Le troisième homme

Vice-Premier ministre, Igor Setchine est aussi le patron du géant gazier Rosneft. Aux côtés de Dmitri Medvedev et de Vladimir Poutine, il a pour – difficile – mission de moderniser une économie trop dépendante des hydrocarbures.

Au cours d’une interview, le 19 juin à Saint-Pétersbourg. © Alexander Demianchuk/Reuters

Au cours d’une interview, le 19 juin à Saint-Pétersbourg. © Alexander Demianchuk/Reuters

Publié le 15 juillet 2010 Lecture : 7 minutes.

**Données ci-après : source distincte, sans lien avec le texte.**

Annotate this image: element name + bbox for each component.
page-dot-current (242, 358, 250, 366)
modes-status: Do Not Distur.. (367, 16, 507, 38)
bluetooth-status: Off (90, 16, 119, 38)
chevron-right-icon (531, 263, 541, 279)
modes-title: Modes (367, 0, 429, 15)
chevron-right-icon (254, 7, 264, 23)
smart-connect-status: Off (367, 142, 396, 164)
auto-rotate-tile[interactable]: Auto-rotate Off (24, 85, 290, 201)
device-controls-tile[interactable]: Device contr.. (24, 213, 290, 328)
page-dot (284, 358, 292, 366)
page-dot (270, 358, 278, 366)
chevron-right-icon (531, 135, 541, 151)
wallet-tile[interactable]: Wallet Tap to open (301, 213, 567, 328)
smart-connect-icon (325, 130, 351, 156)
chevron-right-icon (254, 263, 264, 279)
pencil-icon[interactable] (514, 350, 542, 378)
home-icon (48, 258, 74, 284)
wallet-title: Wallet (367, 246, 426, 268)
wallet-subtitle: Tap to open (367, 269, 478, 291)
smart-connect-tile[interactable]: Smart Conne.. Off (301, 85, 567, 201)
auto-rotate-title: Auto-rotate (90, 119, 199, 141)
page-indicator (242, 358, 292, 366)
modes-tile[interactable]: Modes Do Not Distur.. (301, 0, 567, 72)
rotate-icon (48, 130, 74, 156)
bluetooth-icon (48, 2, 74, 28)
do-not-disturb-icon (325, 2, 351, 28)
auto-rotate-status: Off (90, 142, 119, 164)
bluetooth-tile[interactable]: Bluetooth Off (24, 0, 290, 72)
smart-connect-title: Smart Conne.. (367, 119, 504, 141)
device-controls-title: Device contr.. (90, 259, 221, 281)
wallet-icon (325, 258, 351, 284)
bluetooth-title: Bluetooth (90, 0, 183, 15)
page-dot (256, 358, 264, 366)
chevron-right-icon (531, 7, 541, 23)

Comme nombre de dirigeants russes du passé, Igor Setchine a un CV passablement flou. Vice-Premier ministre et président de la compagnie pétrolière nationale Rosneft, il appartient à ce qu’on appelle les siloviki. Soit une caste d’apparatchiks, pour la plupart anciens membres du KGB, qui, débarqués au Kremlin au début des années 2000 dans le sillage de Vladimir Poutine, ont entrepris de remodeler la Russie dans un sens très autoritaire. Mais quand on lui demande si, oui ou non, il appartient à ce club des durs, il a un mouvement de recul. « Vous ne trouverez pas souvent le mot silovik dans la presse russe, se défend-il, avec un zeste d’ironie. Prenez John McCain [ancien candidat à la Maison Blanche, NDLR]. Lui aussi est une sorte de silovik. Faut-il le traiter différemment qu’un autre ? Tout ça est davantage un mythe qu’une réalité. »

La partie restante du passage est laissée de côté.